Il ressort également de la déclaration de succession établie au décès de [U] [Y] qu’il était propriétaire de la moitié indivise du lot n°214 du même immeuble situé [Adresse 6] à [Localité 8], correspondant à un parking. Les parties et en particulier le demandeur, sont invités à produire le titre de propriété de ce lot de copropriété afin de déterminer de quelle indivision il dépend, l’acte du 23 juin 1988 et l’attestation de propriété du 15 mai 200 ne portant que sur le lot 126.
Il leur est également demandé de préciser dans le dispositif de leurs conclusions les lots exacts dont la licitation est demandée.
Enfin, il ressort également de la déclaration de succession qu’il existe des actifs dépendant de la communauté ayant existé entre les époux [U] [Y] et Mme [X] [A] veuve [Y]. Les parties sont donc invitées, le cas échéant à solliciter le partage de cette indivision post-communautaire également.

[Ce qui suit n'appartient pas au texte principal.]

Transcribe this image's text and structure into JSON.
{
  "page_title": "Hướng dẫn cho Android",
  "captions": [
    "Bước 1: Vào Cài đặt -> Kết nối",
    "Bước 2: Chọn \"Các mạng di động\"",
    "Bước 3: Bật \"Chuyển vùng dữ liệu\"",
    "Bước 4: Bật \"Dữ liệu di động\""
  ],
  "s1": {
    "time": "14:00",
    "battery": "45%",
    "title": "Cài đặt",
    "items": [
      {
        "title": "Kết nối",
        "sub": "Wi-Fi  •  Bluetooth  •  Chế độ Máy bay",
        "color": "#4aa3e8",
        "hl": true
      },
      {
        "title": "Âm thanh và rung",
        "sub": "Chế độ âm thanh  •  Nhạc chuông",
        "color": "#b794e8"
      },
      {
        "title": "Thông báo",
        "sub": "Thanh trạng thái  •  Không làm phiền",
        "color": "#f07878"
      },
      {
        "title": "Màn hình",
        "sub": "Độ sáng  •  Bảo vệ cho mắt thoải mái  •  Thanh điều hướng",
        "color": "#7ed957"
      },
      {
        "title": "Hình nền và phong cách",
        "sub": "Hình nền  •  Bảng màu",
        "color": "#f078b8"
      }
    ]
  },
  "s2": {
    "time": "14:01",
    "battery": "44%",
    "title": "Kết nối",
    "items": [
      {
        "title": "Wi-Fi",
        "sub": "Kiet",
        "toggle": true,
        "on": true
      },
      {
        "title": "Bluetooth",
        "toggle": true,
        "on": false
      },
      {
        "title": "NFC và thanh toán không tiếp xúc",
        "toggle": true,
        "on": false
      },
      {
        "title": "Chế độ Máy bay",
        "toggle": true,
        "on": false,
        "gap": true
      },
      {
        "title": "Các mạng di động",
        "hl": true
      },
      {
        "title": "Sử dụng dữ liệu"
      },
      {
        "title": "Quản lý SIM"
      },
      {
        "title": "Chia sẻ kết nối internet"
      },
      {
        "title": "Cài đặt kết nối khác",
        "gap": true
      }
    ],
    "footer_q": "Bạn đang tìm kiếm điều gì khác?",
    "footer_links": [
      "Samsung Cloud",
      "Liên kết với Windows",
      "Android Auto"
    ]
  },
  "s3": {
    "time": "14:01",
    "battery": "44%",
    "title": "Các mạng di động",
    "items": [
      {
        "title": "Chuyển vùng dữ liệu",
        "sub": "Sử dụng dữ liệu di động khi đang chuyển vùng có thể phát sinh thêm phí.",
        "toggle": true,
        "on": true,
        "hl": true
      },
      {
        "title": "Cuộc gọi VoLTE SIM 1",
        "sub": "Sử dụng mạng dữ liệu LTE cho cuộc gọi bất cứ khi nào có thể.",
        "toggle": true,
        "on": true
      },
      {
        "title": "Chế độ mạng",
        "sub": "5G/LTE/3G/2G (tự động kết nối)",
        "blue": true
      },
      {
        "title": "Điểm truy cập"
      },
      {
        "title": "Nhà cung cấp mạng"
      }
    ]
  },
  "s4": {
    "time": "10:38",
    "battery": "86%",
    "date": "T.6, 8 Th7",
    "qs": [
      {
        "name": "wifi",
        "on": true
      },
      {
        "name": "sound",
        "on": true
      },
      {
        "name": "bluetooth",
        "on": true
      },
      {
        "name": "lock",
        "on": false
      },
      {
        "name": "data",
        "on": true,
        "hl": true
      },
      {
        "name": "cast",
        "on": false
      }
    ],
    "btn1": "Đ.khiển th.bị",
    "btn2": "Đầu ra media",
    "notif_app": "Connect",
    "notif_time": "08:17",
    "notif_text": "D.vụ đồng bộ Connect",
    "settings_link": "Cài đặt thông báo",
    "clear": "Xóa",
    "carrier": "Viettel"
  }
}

Sur les demandes accessoires
Il y a lieu de réserver les dépens et les demandes au titre de l’article 700 du code de procédure civile.
PAR CES MOTIFS
Le tribunal, statuant publiquement par mise à disposition au greffe, par jugement contradictoire et en premier ressort,
ORDONNE la réouverture des débats,
RENVOIE l’affaire à l’audience de mise en état du 27 janvier 2025 à 13h30 pour clôture et fixation et conclusions des parties selon le calendrier suivant :
- Conclusions en demande au plus tard le 5 décembre 2024,
- Conclusions en défense au plus tard le 16 janvier 2025,
INVITE les parties à :
- Demander le cas échéant le partage du régime matrimonial des époux [U] [Y] et [T] [P],
- Demander le cas échéant le partage du régime matrimonial des époux [U] [Y] et Mme [X] [A] veuve [Y],
- Produire le titre de propriété du lot n°214 du même immeuble situé [Adresse 6] à [Localité 8], correspondant à un parking et justifier l’indivision dont dépend ce lot,
- Préciser dans le dispositif de leurs conclusions les lots exacts dont la licitation est demandée,
- Préciser dans le dispositif de leurs conclusions les indivisions concernées par chacune des demandes,
RÉSERVE les dépens,
RÉSERVE les demandes formées au titre de l’article 700 du code de procédure civile.